Les difficultés des personnes déficientes visuelles pour partir en vacances démontrent le chemin qui reste à parcourir pour leur inclusion.

Pour la FFAC, ces différentes conclusions sur le thème des vacances sont un signe d’alerte supplémentaire quant au chemin restant à parcourir pour une meilleure inclusion des personnes déficientes visuelles. Elle estime d’ailleurs que c’est un volet représentatif des difficultés d’accessibilité de ce public. « La loi « handicap » du 11 février 2005 a eu des effets positifs. 77% des répondants estiment que leur vie s’est globalement améliorée, commente la FFAC. Mais la consultation montre que des difficultés notables subsistent en matière de mobilité et d’accessibilité aux services du quotidien :

  • Chaque déplacement reste une expédition pour 59% des répondants.
  • 65% estiment que l’accès aux soins stagne voire s’est dégradé depuis 2005.
  • Un quart des personnes déficientes visuelles jugent que l’accès aux outils numériques quotidiens est aujourd’hui plus difficile qu’avant.
  • Autre point noir, l’accès à l’emploi reste difficile selon 61% des déficients visuels actifs interrogés.

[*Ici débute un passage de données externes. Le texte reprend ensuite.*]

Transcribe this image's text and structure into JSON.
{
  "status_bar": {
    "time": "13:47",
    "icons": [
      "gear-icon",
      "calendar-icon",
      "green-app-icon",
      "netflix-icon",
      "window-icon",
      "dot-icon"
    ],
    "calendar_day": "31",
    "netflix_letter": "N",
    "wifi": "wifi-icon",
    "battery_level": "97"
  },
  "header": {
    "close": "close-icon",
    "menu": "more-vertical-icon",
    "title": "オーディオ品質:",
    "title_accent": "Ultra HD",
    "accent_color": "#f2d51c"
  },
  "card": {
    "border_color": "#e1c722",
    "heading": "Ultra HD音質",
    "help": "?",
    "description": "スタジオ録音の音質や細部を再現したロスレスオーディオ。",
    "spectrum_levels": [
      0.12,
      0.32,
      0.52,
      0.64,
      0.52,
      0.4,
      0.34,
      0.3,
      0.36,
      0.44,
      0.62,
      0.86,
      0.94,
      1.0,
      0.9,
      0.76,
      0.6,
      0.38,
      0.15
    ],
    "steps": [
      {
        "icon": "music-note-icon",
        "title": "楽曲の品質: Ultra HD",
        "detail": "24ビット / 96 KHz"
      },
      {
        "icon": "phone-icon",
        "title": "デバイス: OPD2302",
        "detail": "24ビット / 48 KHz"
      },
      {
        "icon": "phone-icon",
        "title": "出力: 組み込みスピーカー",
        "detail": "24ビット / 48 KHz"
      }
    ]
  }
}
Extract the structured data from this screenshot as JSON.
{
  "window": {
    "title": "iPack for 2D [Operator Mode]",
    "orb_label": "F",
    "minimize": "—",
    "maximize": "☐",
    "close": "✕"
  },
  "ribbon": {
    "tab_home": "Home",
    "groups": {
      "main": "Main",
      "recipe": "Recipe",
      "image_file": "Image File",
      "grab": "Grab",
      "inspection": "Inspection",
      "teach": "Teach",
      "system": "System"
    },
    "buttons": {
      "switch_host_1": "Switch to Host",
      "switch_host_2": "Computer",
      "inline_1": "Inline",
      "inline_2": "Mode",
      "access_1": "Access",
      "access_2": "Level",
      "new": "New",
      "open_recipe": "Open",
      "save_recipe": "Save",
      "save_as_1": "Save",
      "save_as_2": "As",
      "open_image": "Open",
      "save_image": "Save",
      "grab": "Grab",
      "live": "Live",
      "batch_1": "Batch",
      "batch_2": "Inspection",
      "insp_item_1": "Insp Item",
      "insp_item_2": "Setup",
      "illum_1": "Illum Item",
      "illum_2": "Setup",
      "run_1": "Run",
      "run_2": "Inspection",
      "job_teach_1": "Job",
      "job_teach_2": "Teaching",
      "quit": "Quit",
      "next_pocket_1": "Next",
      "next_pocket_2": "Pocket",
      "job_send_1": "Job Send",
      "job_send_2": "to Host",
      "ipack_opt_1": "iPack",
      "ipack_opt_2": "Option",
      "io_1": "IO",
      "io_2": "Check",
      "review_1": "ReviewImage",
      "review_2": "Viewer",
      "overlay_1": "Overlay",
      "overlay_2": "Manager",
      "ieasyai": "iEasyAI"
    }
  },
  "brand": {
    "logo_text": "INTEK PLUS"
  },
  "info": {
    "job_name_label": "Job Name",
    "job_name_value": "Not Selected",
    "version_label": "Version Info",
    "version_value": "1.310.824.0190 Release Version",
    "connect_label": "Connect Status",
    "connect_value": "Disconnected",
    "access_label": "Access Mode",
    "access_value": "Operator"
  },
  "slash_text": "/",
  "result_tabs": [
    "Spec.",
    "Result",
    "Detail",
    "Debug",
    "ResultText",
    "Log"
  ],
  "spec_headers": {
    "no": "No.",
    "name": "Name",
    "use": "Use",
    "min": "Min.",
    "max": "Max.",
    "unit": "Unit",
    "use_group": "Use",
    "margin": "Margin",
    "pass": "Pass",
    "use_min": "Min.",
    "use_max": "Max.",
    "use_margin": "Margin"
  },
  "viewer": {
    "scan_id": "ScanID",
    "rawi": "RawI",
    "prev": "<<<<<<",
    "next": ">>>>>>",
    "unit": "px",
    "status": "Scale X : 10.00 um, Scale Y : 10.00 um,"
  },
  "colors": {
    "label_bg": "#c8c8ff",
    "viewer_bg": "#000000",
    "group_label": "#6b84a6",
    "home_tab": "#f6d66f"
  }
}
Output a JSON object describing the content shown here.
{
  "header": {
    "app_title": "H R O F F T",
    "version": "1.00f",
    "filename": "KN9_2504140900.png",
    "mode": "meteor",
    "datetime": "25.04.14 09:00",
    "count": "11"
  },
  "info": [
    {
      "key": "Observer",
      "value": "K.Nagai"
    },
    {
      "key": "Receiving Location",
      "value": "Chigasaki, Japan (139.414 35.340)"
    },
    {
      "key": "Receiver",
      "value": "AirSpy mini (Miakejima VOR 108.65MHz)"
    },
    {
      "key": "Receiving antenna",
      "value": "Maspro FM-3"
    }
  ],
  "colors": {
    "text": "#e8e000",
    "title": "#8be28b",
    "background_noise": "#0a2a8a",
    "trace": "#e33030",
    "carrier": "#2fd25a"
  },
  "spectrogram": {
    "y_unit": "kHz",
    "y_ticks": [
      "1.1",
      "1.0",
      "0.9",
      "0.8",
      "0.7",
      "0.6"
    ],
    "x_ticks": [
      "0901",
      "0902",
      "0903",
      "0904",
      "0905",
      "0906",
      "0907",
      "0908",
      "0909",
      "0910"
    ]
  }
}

Des préoccupations qui ne sont pas suffisamment considérées par les politiques publiques, selon 85% des répondants ».

Environ 2 millions de personnes concernées en France

L’association recense aujourd’hui en France près de 2 millions de personnes déclarant une déficience visuelle. Parmi elles, plus de 200 000 qui souffrent de cécité ou de malvoyance profonde. Ces personnes sont éligibles à l’obtention d’un chien guide même si seulement 1% en bénéficie, avec environ 1500 équipes actives (maitre et chien guide).

Pour en savoir plus sur la consultation dédiée aux vacances avec une déficience visuelle, ou sur la FFAC, rendez-vous sur : www.chiensguides.fr/50-ans

* Consultation OpinionWay pour la Fédération Française des Associations de Chiens guides d’aveugles. Réalisée auprès de 309 personnes déficientes visuelles possédant un chien guide. Interrogées par téléphone sur système CATI (Computer Assisted Telephone Interview) entre le 25 avril et le 6 mai 2022.